The equilibrium concentration of CH₃NH₃⁺ and OH⁻ = 0.01035 M respectively.
Step-by-step explanation:
The first step is to write out the dissociation reaction. Therefore, the equation showing the dissociation is given as below;
CH₃NH₂ + H₂0 <--------------------------------------------------------> CH₃NH₃⁺ + OH⁻.
Kindly note that ''<----------->'' arrow shows that the reaction is an equilibrium reaction.
Therefore, at the start of the reaction [that is time, t =0], we have that the concentration of CH₃NH₂ = 0.25M, thus, the concentration of CH₃NH₃⁺ and OH⁻ is zero respectively at this time, t =0.
At equilibrium, the concentration of CH₃NH₂ = 0.25M - x, thus, the concentration of CH₃NH₃⁺ and OH⁻ is x respectively.
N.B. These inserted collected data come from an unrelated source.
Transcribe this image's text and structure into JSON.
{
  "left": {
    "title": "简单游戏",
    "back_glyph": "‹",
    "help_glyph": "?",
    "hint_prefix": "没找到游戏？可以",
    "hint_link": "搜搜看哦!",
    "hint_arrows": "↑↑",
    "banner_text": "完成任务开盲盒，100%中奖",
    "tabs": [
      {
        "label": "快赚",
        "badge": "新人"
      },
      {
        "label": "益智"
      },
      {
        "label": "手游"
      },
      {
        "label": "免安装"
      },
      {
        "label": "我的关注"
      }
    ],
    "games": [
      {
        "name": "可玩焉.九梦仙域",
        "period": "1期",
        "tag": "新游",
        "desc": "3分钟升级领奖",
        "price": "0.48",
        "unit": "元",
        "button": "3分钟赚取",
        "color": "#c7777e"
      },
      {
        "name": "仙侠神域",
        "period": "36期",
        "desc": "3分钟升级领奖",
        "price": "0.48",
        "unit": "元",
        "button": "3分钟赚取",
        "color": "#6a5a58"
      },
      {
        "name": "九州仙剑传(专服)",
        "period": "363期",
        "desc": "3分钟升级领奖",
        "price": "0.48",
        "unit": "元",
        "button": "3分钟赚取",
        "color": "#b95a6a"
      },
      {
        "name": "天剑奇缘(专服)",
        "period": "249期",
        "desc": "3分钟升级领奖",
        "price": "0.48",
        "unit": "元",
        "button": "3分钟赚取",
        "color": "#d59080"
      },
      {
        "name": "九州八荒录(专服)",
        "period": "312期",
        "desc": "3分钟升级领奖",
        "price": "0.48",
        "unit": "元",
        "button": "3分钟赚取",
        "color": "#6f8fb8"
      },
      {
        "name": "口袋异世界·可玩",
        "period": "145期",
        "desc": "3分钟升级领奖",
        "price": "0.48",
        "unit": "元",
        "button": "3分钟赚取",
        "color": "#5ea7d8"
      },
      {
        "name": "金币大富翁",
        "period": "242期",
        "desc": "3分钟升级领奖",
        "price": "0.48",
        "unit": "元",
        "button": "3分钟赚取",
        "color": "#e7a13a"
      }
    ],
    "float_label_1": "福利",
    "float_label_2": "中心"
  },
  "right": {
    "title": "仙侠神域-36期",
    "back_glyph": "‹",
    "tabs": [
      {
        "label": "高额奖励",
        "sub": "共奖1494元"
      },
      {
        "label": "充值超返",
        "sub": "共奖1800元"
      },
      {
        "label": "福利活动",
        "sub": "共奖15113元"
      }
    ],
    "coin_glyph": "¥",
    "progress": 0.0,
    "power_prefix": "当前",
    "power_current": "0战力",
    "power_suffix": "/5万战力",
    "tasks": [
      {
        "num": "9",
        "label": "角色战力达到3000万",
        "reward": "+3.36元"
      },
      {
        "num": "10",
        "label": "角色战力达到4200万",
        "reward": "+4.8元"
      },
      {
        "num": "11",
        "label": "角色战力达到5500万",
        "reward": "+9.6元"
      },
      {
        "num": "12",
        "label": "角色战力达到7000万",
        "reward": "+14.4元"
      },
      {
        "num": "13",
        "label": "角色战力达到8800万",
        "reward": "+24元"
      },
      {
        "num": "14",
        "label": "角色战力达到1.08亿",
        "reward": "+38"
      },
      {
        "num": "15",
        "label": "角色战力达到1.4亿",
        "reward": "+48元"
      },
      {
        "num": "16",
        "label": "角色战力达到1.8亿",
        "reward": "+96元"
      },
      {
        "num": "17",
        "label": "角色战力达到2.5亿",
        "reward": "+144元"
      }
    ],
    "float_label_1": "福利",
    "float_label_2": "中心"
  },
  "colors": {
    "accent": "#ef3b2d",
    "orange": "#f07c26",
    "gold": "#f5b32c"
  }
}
Therefore, kb = 4.47 × 10-4 = [CH₃NH₃⁺ ][OH⁻]/[CH₃NH₂]. Hence, slotting in the values into this equilibrium equation showing the relationship between kb and concentration of the species involved, we have that;
kb = 4.47 × 10⁻⁴ = x² /0.25 - x.
x² + 4.47 × 10⁻⁴x - 1.1175 × 10⁻⁴ = 0.
Solving this quadratic equation gives us the value of x as 0.01035 M.
Thus, the concentration of [CH₃NH₂] = 0.25 M - 0.01035 M = 0.23965 M
The equilibrium concentration of [CH₃NH₂] = 0.23965 M.
The equilibrium concentration of CH₃NH₃⁺ and OH⁻ = 0.01035 M respectively.